James C. Capretta of the Ethics and Public Policy Center and Tom Miller of the American Enterprise Institute presented the case for a move to a defined contribution model in their latest column for Kaiser Health News:
“Medicaid remains separate and not equal to the rest of the insurance system for working-age Americans. Its current structure provides no coordination or transition between Medicaid coverage and private health insurance. A move to replace both traditional Medicaid assistance and the tax preference for employer-paid health insurance with defined contribution payments would open up new possibilities for more beneficial coordination between both types of coverage. Integrating coverage options for the poorest Americans into the choices available to those with higher incomes will not be easy, in light of broader fiscal and political constraints, but it should proceed with all deliberate speed.
“Moving toward defined contributions across Medicare and Medicaid, as well as employer-based plans, involves a complex transition well beyond just hitting new budgetary targets. … Nevertheless, it’s clear that taking the defined contribution route to health reform would create tremendous competitive pressure on the entire health sector to deliver more for less. Any player that did not step up would risk losing market share. That’s the way to slow rising costs while also improving, not compromising, quality.”
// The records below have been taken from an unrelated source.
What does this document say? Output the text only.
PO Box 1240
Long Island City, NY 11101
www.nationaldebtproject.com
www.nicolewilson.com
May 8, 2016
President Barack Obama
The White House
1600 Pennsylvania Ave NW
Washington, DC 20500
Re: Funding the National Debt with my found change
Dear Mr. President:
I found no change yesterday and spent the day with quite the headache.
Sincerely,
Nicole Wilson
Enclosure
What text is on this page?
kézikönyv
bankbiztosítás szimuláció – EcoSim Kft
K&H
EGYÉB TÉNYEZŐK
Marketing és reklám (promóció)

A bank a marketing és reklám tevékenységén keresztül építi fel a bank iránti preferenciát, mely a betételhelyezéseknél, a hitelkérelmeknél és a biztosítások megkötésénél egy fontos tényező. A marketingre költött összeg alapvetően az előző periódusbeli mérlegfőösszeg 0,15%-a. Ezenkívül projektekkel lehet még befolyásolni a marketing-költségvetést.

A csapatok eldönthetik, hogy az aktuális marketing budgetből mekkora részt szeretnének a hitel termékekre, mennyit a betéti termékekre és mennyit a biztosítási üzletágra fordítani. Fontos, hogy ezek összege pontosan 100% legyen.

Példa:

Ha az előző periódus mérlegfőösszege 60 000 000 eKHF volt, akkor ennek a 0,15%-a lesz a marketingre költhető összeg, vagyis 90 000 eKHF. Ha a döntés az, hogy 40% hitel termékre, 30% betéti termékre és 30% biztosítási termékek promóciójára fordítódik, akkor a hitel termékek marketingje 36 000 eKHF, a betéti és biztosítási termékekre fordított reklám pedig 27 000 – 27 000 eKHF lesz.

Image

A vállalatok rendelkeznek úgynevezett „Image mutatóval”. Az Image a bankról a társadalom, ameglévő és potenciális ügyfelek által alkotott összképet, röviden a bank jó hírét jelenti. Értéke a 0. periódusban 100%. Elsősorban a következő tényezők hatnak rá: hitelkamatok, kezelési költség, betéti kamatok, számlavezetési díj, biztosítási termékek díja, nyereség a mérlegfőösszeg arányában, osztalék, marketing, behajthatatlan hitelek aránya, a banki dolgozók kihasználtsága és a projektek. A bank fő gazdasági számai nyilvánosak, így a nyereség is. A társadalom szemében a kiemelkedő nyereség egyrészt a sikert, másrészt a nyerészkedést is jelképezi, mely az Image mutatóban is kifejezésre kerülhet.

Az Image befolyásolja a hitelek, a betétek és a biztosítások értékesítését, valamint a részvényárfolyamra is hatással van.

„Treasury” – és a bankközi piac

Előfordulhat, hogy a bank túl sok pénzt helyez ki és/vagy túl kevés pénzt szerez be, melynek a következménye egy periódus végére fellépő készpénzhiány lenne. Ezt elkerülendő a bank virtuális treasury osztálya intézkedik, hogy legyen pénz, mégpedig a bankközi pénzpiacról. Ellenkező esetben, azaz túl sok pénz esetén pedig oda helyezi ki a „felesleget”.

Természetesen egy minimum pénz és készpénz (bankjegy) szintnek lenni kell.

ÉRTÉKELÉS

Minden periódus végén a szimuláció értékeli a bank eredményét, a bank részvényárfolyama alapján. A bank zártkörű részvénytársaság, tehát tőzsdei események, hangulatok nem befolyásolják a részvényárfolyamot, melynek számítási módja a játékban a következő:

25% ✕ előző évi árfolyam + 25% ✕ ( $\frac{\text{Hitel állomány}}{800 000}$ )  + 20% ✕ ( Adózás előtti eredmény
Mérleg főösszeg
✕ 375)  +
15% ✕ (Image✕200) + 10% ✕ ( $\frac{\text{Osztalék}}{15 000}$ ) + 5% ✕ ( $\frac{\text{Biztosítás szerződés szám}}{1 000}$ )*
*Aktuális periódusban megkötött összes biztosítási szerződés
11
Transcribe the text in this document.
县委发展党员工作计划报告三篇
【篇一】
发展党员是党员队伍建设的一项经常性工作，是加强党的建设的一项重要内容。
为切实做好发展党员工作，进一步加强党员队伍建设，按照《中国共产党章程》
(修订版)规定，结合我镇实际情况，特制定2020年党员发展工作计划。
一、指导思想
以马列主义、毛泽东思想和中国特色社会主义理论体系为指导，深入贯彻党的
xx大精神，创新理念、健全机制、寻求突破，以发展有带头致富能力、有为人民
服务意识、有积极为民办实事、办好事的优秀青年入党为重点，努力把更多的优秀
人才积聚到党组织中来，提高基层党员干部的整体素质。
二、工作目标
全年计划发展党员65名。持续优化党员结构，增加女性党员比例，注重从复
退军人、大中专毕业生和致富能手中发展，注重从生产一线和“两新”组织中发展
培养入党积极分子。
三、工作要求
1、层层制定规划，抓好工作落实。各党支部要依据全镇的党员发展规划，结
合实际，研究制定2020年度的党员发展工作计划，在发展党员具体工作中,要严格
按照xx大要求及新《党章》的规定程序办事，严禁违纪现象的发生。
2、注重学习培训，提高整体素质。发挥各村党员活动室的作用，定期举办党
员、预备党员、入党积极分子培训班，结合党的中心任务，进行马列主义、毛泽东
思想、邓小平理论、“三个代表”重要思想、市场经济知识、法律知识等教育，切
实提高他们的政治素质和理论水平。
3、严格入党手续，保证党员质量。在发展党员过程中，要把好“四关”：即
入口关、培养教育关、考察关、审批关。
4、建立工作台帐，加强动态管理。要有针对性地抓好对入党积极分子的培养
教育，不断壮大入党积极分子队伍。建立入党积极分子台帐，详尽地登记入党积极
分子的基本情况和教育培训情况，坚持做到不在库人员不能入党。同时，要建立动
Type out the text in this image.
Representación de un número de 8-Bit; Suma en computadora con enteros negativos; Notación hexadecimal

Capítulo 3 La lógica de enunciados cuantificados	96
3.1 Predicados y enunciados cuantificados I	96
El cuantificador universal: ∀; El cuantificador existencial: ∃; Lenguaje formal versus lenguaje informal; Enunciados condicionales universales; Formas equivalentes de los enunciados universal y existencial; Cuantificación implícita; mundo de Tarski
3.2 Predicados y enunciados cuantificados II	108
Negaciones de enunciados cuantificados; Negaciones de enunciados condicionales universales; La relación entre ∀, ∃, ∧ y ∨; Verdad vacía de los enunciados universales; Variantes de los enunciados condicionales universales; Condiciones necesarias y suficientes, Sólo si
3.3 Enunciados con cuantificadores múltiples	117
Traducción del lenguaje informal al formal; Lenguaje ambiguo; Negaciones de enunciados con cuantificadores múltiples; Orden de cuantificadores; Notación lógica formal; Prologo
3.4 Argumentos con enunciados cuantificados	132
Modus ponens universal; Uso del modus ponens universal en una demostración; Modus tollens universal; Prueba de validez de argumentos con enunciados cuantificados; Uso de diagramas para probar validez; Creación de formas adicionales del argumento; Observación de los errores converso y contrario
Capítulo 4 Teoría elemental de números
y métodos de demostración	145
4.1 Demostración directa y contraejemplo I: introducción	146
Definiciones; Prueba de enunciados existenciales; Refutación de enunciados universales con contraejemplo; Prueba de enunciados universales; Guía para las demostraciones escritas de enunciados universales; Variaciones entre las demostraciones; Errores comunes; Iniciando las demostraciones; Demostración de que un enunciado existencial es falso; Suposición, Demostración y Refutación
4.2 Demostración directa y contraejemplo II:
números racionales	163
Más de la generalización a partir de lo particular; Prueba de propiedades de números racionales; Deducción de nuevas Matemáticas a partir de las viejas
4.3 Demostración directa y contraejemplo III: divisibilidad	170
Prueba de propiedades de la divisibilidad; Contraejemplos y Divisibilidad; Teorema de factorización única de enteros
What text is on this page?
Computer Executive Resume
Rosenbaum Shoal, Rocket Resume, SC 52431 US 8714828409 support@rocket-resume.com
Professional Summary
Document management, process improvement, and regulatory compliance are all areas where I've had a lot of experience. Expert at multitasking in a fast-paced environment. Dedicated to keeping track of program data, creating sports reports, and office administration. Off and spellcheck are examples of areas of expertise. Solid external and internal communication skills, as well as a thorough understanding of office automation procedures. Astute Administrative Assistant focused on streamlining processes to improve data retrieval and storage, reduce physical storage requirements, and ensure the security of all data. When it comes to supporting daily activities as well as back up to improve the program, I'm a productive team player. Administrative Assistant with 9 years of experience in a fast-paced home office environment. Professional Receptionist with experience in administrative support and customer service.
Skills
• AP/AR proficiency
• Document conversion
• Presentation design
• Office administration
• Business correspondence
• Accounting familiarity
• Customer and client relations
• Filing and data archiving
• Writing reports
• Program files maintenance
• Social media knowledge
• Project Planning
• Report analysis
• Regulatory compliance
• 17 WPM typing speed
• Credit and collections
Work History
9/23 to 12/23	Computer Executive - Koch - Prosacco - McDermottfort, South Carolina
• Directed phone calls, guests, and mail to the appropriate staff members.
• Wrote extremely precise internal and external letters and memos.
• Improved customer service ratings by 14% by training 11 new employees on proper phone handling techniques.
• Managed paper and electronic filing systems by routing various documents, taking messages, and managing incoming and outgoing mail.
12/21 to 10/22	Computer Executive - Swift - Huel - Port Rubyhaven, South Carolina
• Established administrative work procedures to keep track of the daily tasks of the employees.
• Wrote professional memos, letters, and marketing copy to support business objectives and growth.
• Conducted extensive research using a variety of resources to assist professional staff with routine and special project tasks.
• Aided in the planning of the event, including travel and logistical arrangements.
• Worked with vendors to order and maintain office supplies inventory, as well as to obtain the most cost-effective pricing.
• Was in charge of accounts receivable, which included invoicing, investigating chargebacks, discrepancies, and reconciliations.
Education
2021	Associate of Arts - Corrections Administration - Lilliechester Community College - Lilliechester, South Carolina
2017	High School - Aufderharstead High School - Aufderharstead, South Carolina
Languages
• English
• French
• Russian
In the context of recommending that Republicans generally avoid tackling the entitlement reform issue, National Review‘s Ramesh Ponnuru writes in the New York Times that Medicaid is the exception to that rule:
“Medicaid is wrecking state budgets and is set to expand thanks to the Democrats’ new health care law. It is also more politically vulnerable than Social Security or Medicare, which offer benefits to everyone who reaches old age. As they try to undo the health care law, Republicans might also consider capping Medicaid’s growth and sending the savings back to the states.”
We’ll soon see what the new politicians at the federal and state level are willing to do, and how many arrows they’re willing to dodge, to bring reform to a program which so desperately requires it.